One of the strangest things about Paty’s murder is that there seem to be a lot of people involved. Among the seven suspects are two students who singled out the teacher before the murder, as well as a father who is suspected of starting an online campaign against Paty, his daughter’s teacher.
Even in Sweden, there are groups of radical Islamists fighting for democracy. In the preliminary investigation against the Landskrona brothers a friend of theirs appears, a young man whom I call Amjad. Investigators suspected that Amjad might be involved in the Vilks attack, but were unable to link him to the crime scene.
On Amjad’s Facebook page I’ve seen IS propaganda, Jewish hatred, and statements like “democracy sucks.” An informed source has said that Amjad belongs to a circle of young Muslims in Scania who follow “ignorant and very extremist preachers.”
Amjad has moved in circles where many traveled to jihadist groups in Syria. Around 300 young men and women from Sweden joined ISIS and other terrorist groups. It places Sweden second on the top list, after Belgium, of the EU countries where ISIS has managed to recruit the most terrorists per capita. In 2017, Säpo estimated that there are just over 2,000 violent Islamist extremists living in Sweden.
At a time of heightened anti-Muslim incitement, some opinion leaders and politicians may feel eager to lift the threat of radical Islam, fearing it will fuel hatred against an already vulnerable minority.
I think the opposite is true.
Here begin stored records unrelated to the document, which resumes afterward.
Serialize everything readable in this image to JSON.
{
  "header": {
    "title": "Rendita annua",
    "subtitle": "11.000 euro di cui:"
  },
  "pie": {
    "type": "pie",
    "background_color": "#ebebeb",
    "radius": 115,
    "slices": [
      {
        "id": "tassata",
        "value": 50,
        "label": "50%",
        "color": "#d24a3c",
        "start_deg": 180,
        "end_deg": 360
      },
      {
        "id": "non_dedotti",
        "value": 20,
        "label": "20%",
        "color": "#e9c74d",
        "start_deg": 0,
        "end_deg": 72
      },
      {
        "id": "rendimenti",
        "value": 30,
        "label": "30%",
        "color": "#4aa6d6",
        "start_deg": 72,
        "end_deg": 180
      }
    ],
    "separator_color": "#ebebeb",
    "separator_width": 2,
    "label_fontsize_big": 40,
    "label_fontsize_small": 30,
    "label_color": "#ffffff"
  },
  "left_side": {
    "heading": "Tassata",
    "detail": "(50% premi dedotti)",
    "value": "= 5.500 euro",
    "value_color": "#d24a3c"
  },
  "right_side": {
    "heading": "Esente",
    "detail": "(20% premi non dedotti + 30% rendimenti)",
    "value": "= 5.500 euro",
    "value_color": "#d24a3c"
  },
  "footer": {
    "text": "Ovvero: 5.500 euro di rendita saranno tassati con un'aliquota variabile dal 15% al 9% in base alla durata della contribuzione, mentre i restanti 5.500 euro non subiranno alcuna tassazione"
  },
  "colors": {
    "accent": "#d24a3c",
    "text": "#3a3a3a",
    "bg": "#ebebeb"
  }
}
If you don’t shed light and fight against radical Islam, it will be easier for Muslim haters to mislead people that Muslims are generally dangerous and foreign. Sweden, like France, is a society with large minorities. Muslims make up a large and important part of the Swedish population – 8.1 percent, according to estimates by the Pews Measurement Institute. They must be allowed to live their lives without being suspected.
When the Swedish ambassador to France was interviewed on Sunday on the SVT agenda, he calmly said: “France is a Muslim country.” While speaking out strongly against violent Islamism, the ambassador noted that Muslims have an obvious place in French society.
He showed that the dividing line is not between Muslims and non-Muslims, but between democrats and anti-democrats.